No more boring characters. Please. Pretty please.

Without interesting characters, there would be no reason to pick up a novel, as humans are all basically voyeurs, and our most favorite pastime is observing each other. With a good read we can get inside an imaginary human’s head, see what makes them tick, understand their flaws and foibles. So beyond what physical descriptions can tell us about our characters, what can we do to make them alive and breathing, especially considering some modern schools of thought decry physical descriptions at all? Let’s take a look at this “Checklist on Creating Characters,” taken from David Starkey’s Creative Writing – Four Genres in Brief  (Bedford/St. Martin’s, 2009), a terrific textbook I’ve used in my Creative Writing classes:

  1. Do you know your main characters and their desires well? You should have a strong sense of who your characters are, where they live, where they’ve been, and the driving forces that make them act. They should know what they want and what they’re prepared to do to get it.
  2. Does your story show us only the essential aspect of your characters? While it’s important that you know your characters thoroughly, you will be revealing only a tiny sliver of that info on the page. Show your characters being themselves, only more so. Whatever conflict they are involved in should bring out a heightened sense of who they really are.

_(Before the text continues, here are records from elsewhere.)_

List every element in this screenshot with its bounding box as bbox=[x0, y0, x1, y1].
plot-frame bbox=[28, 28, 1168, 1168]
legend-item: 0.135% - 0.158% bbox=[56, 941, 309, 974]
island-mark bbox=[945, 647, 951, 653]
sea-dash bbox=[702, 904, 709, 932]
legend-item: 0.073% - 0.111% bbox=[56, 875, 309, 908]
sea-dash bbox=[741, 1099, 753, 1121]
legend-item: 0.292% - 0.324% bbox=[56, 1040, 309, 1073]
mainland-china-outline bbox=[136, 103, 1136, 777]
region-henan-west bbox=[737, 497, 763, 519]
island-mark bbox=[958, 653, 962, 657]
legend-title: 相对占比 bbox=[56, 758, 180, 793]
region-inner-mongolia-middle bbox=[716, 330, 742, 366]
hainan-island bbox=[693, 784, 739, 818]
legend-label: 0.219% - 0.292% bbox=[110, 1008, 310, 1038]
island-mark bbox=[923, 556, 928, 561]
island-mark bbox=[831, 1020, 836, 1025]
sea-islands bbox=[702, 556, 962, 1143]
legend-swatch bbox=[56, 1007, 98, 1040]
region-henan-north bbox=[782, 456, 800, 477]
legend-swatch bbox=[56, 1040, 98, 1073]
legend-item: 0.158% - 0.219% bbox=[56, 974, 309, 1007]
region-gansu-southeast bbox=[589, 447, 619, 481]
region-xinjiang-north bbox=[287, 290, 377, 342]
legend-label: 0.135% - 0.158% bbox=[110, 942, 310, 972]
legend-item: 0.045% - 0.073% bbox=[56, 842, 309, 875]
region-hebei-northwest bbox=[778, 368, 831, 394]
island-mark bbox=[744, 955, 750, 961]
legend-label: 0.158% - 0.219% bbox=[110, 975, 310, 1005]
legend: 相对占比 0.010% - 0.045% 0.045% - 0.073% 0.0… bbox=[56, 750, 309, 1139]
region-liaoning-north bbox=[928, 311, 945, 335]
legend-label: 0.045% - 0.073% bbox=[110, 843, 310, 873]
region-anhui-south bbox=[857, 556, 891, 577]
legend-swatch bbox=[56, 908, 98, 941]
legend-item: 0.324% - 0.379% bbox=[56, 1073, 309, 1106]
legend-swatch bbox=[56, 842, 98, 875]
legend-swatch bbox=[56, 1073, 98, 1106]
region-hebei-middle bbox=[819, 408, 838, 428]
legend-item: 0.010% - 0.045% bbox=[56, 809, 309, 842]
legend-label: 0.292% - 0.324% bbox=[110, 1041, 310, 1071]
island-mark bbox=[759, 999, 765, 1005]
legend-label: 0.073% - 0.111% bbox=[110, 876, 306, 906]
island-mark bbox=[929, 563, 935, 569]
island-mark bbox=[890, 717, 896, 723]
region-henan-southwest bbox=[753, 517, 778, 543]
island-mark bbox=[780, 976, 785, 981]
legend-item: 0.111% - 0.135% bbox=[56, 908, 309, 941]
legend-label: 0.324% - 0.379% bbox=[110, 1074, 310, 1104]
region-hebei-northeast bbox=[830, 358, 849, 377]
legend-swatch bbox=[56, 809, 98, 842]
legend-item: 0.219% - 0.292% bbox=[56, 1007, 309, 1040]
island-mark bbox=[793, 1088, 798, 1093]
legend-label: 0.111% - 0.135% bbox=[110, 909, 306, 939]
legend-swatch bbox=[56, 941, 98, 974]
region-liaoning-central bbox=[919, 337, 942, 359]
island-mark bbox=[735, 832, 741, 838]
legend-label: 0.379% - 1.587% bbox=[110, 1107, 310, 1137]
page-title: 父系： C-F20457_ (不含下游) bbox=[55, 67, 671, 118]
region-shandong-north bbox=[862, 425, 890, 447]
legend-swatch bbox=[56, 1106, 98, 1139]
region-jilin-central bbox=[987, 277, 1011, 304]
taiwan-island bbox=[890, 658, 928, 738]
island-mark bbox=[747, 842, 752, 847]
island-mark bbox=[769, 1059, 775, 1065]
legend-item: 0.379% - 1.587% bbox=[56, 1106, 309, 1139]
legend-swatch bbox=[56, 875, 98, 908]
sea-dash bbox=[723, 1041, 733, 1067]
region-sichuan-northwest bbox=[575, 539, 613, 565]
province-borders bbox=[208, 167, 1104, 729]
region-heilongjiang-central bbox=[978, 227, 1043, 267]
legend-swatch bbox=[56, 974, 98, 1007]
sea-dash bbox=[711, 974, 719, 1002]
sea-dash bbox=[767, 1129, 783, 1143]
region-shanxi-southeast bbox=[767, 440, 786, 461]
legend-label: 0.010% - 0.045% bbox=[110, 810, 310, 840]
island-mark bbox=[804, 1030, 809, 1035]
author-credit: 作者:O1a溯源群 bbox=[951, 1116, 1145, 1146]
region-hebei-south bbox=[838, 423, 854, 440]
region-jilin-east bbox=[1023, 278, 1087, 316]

  3. Is your description of each character appropriate to, and necessary for, that character’s function in the story? You, the author, should always have a clear mental picture of your characters, but you should ask yourself if a complete physical, psychological, ethical, etc., description is really necessary for all characters. Unless some physical or emotional aspect of your character is necessary to the storyline, leave it out.
  4. Are the characters’ names appropriate? Do it reflect their personality? Their ethnicity? A physical characteristic? Try not to have too many Sams, Steves, Saras or Susans, as so many of the same letter can be confusing. And if that 1840s character from the remotest region of cloistered China is named O’Brien, you better have a reason why.
  5. Should that character be named at all? He’s a doorman the protagonist breezes past on the way out. Who cares. Unless, of course, later on he comes after him with a shotgun.
  6. Are your main characters different at the end of the story than they were in the beginning? The most convincing fictional characters are both consistent and surprising. Reread the opening and concluding sections of your story. Do you see a difference in how your protagonist began and how he or she ends up? If there’s no growth–or considerable decline–then you have a static character, and your readers will feel cheated.
  7. And at the end, will they leave your readers wanting more? Essential if you want to continue your story in a series. Like breadcrumbs through the woods, leave a trail of intriguing tidbits about the characters you’d like your readers to follow into the next book. And the next, and the next, and beyond.